Aedas’ recent exhibition demonstrates that in the world of design, the process means as much as the end, Christie Lee writes.
The most recent edition of Aedas’ ‘Think Tank’, an annual design boot camp that gathers selected architects from around the globe for creative exchange, saw the Hong Kong-based architecture firm team up with London-based furniture company Channels to produce five bookshelf prototypes.
Split into 5 teams, 20 designers were given 36 hours to come up with the prototype. Their raw materials?

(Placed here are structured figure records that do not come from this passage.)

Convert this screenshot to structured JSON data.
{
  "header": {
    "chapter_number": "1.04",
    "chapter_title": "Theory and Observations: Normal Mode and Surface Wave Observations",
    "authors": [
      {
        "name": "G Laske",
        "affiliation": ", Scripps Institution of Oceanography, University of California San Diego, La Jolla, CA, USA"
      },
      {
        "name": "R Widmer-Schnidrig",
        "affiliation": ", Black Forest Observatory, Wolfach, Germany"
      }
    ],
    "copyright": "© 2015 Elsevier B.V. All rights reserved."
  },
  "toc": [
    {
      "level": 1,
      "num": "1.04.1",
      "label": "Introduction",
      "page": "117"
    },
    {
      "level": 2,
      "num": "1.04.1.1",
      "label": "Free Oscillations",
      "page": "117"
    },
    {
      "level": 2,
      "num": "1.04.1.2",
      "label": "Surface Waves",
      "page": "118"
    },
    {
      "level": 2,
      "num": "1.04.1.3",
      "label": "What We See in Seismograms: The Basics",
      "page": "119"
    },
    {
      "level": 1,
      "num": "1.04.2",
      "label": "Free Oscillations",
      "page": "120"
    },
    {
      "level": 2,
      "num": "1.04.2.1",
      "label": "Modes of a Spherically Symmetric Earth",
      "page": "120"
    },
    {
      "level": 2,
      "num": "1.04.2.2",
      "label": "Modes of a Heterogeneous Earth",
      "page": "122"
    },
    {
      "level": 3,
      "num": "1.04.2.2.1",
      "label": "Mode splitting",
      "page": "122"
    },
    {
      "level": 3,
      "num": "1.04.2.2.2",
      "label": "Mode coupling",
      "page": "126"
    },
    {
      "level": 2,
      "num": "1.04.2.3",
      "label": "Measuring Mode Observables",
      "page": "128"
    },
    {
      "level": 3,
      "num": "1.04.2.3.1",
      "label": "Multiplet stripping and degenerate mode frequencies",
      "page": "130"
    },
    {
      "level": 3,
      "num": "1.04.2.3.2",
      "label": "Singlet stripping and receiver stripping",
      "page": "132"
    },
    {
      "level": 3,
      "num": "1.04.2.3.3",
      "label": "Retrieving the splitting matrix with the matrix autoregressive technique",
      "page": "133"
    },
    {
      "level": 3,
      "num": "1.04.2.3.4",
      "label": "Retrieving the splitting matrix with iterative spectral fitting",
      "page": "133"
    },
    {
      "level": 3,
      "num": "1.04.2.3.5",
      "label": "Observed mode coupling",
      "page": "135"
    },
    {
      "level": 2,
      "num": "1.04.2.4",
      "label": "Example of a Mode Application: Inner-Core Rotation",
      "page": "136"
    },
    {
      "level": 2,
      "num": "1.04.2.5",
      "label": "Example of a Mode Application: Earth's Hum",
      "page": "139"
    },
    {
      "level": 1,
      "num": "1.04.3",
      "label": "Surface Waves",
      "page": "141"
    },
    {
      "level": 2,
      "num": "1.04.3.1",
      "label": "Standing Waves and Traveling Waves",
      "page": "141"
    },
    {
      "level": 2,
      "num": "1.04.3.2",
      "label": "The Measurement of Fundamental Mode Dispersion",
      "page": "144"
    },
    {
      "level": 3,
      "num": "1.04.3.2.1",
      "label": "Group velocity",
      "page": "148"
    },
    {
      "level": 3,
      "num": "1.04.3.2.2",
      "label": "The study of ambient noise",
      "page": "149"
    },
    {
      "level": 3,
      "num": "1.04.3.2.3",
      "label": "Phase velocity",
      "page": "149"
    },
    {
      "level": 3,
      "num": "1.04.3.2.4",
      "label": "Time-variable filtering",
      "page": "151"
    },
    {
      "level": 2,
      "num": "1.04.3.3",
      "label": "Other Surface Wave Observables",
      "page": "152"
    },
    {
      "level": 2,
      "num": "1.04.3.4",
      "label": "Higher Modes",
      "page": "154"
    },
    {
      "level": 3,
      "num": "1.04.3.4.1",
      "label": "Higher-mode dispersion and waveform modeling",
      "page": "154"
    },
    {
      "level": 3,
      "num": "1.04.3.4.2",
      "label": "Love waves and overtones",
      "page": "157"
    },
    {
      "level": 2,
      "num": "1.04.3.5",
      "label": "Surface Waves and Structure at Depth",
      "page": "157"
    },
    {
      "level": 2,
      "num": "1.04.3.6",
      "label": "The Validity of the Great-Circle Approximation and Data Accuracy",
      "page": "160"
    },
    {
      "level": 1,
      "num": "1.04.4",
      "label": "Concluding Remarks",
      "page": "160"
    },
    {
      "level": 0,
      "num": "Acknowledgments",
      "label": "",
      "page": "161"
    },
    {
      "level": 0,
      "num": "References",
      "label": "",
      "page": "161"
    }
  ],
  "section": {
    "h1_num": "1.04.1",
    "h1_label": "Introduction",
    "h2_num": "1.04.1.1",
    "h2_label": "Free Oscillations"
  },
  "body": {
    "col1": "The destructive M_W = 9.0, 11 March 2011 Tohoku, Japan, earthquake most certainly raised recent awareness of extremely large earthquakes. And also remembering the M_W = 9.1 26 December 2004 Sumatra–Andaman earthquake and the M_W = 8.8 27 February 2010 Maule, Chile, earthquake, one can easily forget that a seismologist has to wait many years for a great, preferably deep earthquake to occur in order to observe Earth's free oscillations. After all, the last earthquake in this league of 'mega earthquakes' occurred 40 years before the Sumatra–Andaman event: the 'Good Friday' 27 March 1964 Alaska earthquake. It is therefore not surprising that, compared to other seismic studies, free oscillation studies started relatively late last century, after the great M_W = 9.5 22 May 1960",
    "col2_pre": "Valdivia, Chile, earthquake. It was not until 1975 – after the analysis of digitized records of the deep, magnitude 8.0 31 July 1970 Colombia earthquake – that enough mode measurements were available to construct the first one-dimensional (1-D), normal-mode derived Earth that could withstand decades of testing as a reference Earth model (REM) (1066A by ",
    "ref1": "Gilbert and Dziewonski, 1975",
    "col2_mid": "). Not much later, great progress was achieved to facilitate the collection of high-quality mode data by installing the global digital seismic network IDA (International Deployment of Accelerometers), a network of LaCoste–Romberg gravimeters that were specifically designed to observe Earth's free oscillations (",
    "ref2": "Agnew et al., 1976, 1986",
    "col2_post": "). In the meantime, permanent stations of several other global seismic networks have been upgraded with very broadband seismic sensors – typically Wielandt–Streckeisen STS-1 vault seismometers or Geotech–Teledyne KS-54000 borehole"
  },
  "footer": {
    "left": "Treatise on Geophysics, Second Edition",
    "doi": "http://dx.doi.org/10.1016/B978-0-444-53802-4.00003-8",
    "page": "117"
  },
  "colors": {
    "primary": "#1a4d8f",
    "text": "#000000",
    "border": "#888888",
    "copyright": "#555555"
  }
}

An assortment of medium density fibreboards and accessories.
These prototypes were exhibited as part of Aedas’s “Zero to One” exhibition at The Rotunda in Exchange Square from 11 to 14 February, alongside a series of illustrations covering the design process behind some of the firm’s most notable projects.
Appearing to stay afloat in mid-air, The Globe pays tribute to Aedas’ global reach. The stand, which splits the shelf at its axis, is actually a mirror, which is reflective of the intricate connection between Mother Earth, its people and the designers.
Watersports brings to mind freedom and The Surfer is precisely that. Mimicking the movement of waves, the flowing and interconnecting lines are a reminder that an architect must work in tandem with nature.
Taking inspiration from minimalist architectural geometry, the Magic Box looks like nothing more than a sturdy bookshelf at first glance, but when placed horizontally, transforms into a table case, thus speaking to the flexibility required in contemporary furniture design.
Doubling up as a shelf and screen, Infinity is made up of three modules, which can be arranged in a myriad ways. Aside from a nod to the boundless imagination of an architect, Infinity is also a reminder of an architect’s responsibility to adapt to the times.
Behind the extravagant title of Sollevamento da Vinci lies an equally elaborate pulley mechanism. Designed to lift individual volumes, Sollevamento makes the process of scouring the shelf at once whimsical and dramatic. It’s a reminder that sometimes, a bit of fun goes a long way, even in a serious discipline like architecture.